Height, 4.9 mm.; width, 2.9 mm.
Apparently most like E. latiapex Powell, but with body-whorl fuller and more strongly convex and sharply-angled brephic whorls; three main spirals on post-nuclear whorls, as against four on latiapex. New record.
Spiratella atypica n.sp. (Figs. 21, 23).
Shell very small, coiled in plane spiral, sinistral, top flat. Whorls evenly convex, gradually enlarging. Aperture discontinuous, distended below. Umbilicus of moderate size. No sculpture.
Height, 0.8 mm.; diameter (greatest), 1.1 mm.
Spiratella is not planorboid, but the height of spire is subject to variation. For example, S. australis has the spire high, but S. inflata D'Orbigny has it rising only a little. In fact, inflata and atypica are very much alike apart from the matter of elevation. In apertural features atypica seems to agree fairly well with S. australis Eydoux and Souleyet. Atypica is common in sievings of Pakaurangi matrix. Lornia Marwick is somewhat similar but has the aperture entire.
The figure is that of a paratype. New record.
Spiratella ferax n.sp. (Fig. 20).
Shell very small, planorboid, sinistral, apical whorls slightly sunken. In shape of aperture, which is discontinuous, resembling S. atypica from the same beds, but differing in possession of a very marked channel around whorl just behind outer lip. Umbilicus small. Basal lip drawn down below level of rest of base.
Height, 0.9 mm.; diameter (greatest), 1.2 mm.
Extremely plentiful in sievings of Pakaurangi Point matrix. One specimen has been obtained from band 6B, Clifden. Southland. A very closely allied species occurs equally plentifully in the Janjukian beds at Muddy Creek, Victoria. It has the whorl more narrowly rounded and the channel near aperture not so strongly defined. New record.
Dr. Marwick has kindly drawn the writer's attention to a curious circumstance relating to Cardium (Glans) kaiparaensis Marshall, 1918, T.N.Z.I., vol. 50. On page 272 and in the legend to pl. 21, figs. 5, 5a, the name is so given, obviously a slip for Cardita, to which Glans belongs.
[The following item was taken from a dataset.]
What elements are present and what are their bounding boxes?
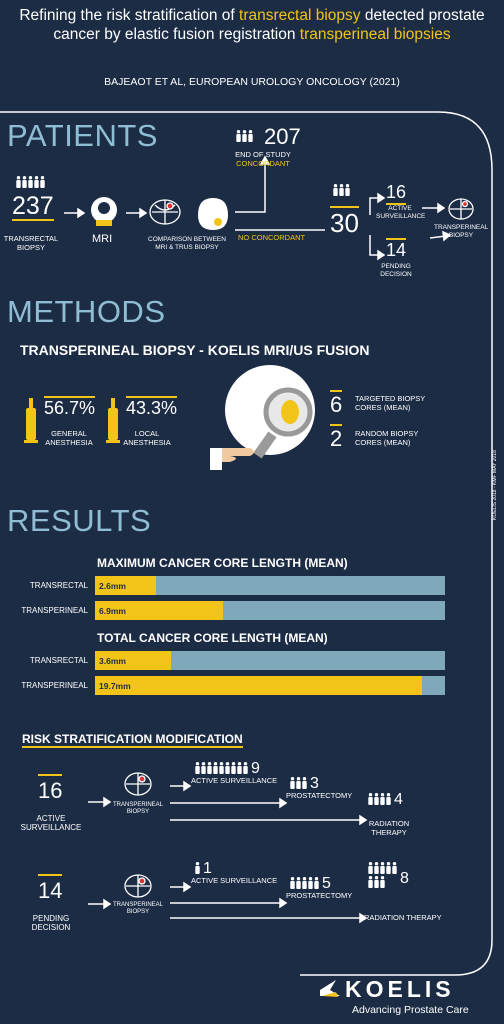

Then on p. 274, in the faunal list, there appears Cardita (Glans) kaiparaensis, showing that it was a genuine slip of Marshall's part. In view of this it is necessary to propose a new name for Cardita kaiparaensis Laws (T.R.S.N.Z.; vol. 68, p. 473), which the writer takes pleasure in renaming Cardita marwicki Laws, nom. nov.